S'exercer à l'évènement

Publié par olivier rachet sur 4 Septembre 2016, 17:51pm

      Un abri high-tech, à des milliers de mètres d’altitude. Une narratrice surplombe un paysage de montagnes et fait le choix de s’isoler du monde. Des panneaux photovoltaïques génèrent l’énergie suffisante pour arriver à survivre. Les journées sont ponctuées d’escapades, de chemins tracés au coeur même de la roche. Quel est ce monde de la glaciation de toute relation sociale si ce n’est déjà le nôtre qui vivons dans des bulles de virtualité qui paradoxalement nous éloignent en nous rapprochant?

      La narratrice finira d’ailleurs, au gré de ses pérégrinations, par découvrir que la lande déserte qu’elle hante de sa haute solitude est habitée par un ermite, une femme vivant recluse elle aussi. Aucune communauté ne sera fondée, ni d’intérêt ni de besoins car il ne s’agit que de survivre au jour le jour et de se préparer à ce qui advient. « Je dois savoir si la détresse est une situation, écrit la narratrice, un état du corps ou un état de l’esprit ». Là où croît la plus haute détresse se manifeste l’évènement, non ce qui sauve comme l’écrivait Hölderlin, mais l’inattendu. La rencontre d’un animal sauvage, une tempête de neige.

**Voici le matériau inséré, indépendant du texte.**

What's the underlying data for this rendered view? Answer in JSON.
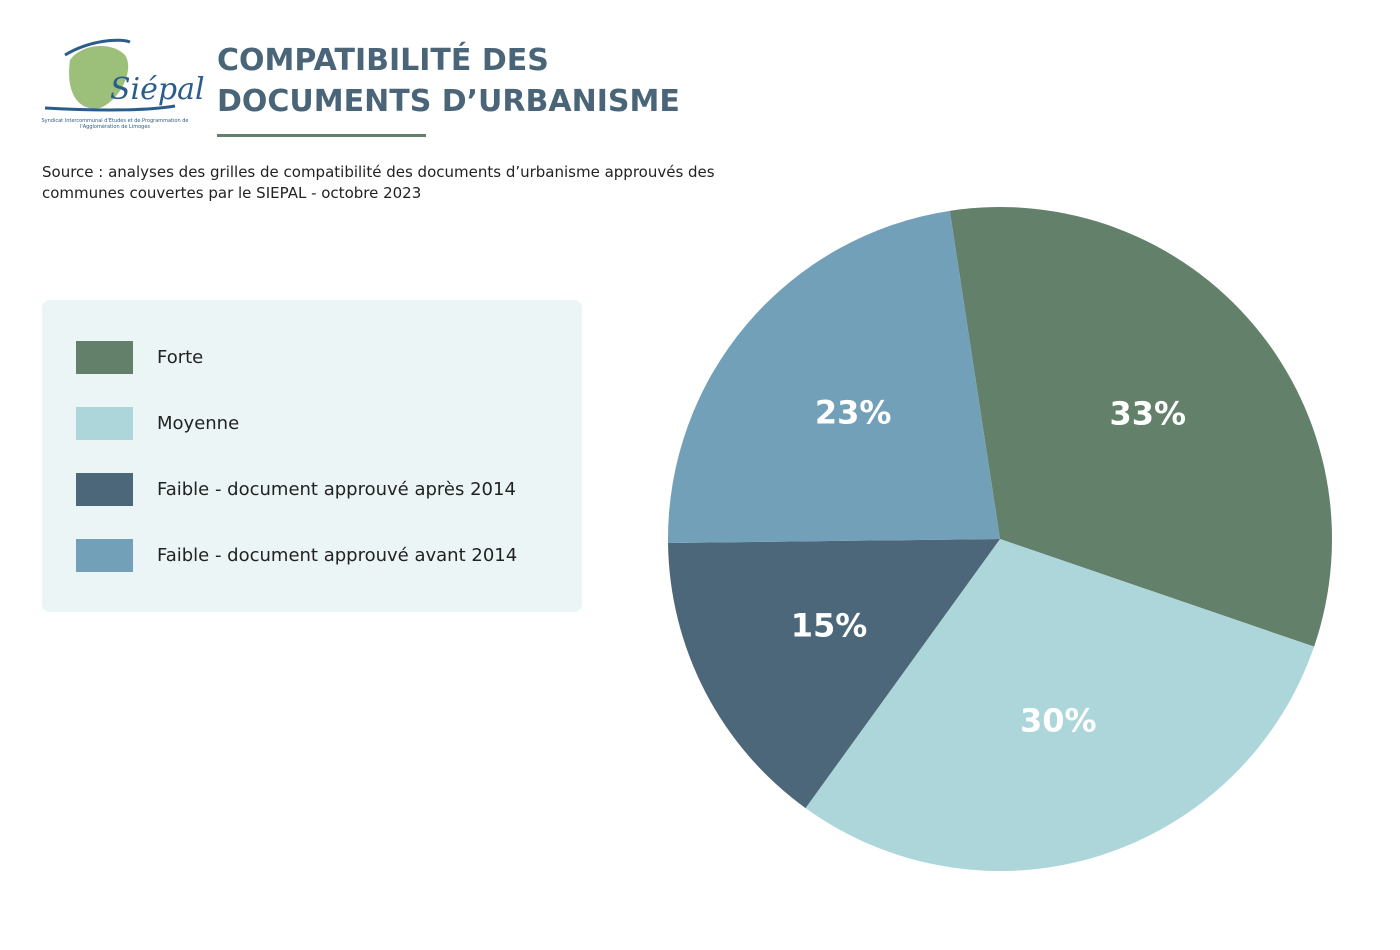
{
  "logo": {
    "name": "Siépal",
    "caption": "Syndicat Intercommunal d'Etudes et de Programmation de l'Agglomération de Limoges"
  },
  "chart_data": {
    "type": "pie",
    "title": "COMPATIBILITÉ DES DOCUMENTS D’URBANISME",
    "subtitle": "Source : analyses des grilles de compatibilité des documents d’urbanisme approuvés des communes couvertes par le SIEPAL - octobre 2023",
    "categories": [
      "Forte",
      "Moyenne",
      "Faible - document approuvé après 2014",
      "Faible - document approuvé avant 2014"
    ],
    "values": [
      33,
      30,
      15,
      23
    ],
    "value_labels": [
      "33%",
      "30%",
      "15%",
      "23%"
    ],
    "colors": [
      "#62806a",
      "#add6da",
      "#4b6779",
      "#72a0b8"
    ]
  }
}
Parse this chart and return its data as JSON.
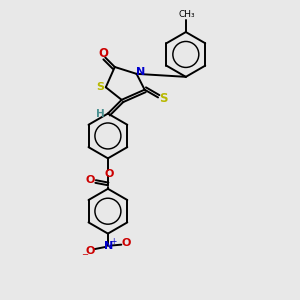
{
  "background_color": "#e8e8e8",
  "atom_colors": {
    "C": "#000000",
    "H": "#4a9090",
    "N": "#0000cc",
    "O": "#cc0000",
    "S": "#b8b800"
  },
  "figsize": [
    3.0,
    3.0
  ],
  "dpi": 100,
  "lw": 1.4
}
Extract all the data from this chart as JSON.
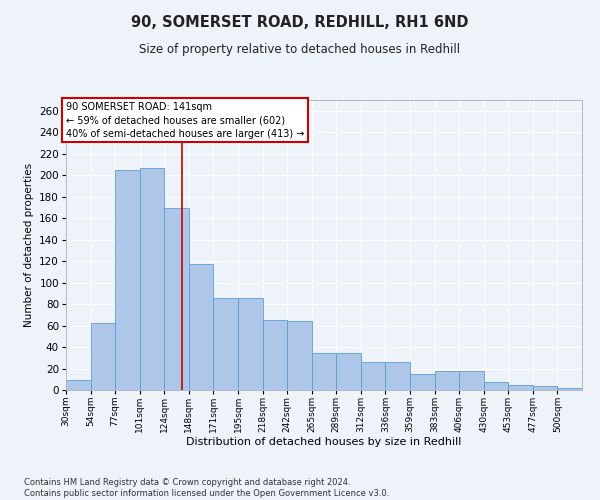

      Le dernier roman de Céline Minard est, à sa façon, un exercice spirituel que n’aurait pas renié le père des Jésuites, Ignace de Loyola. Quelle posture adopter devant l’insurrection qui vient? Tout évènement qui advient est-il porteur d’une menace ou d’une sourde promesse? « La menace pourrait-elle être une contrainte forte et la promesse une contrainte douce? » « Il n’y aurait rien de plus dangereux alors qu’une relation humaine qui ne serait ni une promesse ni une menace. Qui n’aurait rien d’une annonce. » La précision de l’écriture est comme toujours, chez cette auteure qui revisite les genres et les codes littéraires et cinématographiques (Faillir être flingué nous plongeait au coeur d’un western déjà quasi métaphysique), une tentative non de saborder le réel mais de l’encercler petit à petit pour laisser advenir le jeu de l’évènement, le hasard de la péripétie. On pourrait croire, à la lecture, qu’il ne se passe rien mais c’est justement ce néant que l’on creuse pour laisser surgir l’action. Le retrait que choisit le personnage peut alors se lire comme la volonté de retrouver les choses en présence. A l’image de cette « cabane du paquet de laine de la compagnie électrique de la haute vallée ». La description sature moins le sens qu’elle n’épuise les apparences.

      Que désigne alors ce « grand jeu » qui donne son titre au roman? La tentation d’en finir peut-être avec toute forme d’autorité. Ou plus exactement la tentative de laisser du jeu advenir, en tendant, par exemple, un fil au-dessus de l’abîme pour se comporter enfin en véritable bipède que nous ne sommes pas : debout, sans la crainte de chanceler. « Il faudrait inventer une forme de jeu, écrit l’auteure, qui comprendrait un engagement sans contrepartie et une menace pure, impersonnelle, sans relation. L’engagement n’aurait pas pour motif le gain, la menace n’aurait pas pour fin la domination. Un jeu vide dont le mode opératoire serait la règle même. Une règle souple mais tendue qui changerait à chaque coup sans jamais détruire le jeu. » Ce que les sages taoïstes appelaient sans doute la Voie, un trait d’union avec l’univers. Le Grand Jeu est peut-être le roman le plus chinois de Céline Minard qui pourrait faire siens ses propos de François Cheng :

« Rien de ce qui est vivant n’est fixe et définitif. Ce qui est apparemment stable se fonde dans le mouvant; ce qui est apparemment fini se noie dans l’infini. L’Univers est en perpétuelle transformation. » Parions, nous sommes embarqués dans le jeu de l’oscillation de forces contraires et complémentaires, à la fois. Un vent souffle sur les brèches de nos existences.

                           Céline Minard, Le Grand Jeu, Editions Rivages.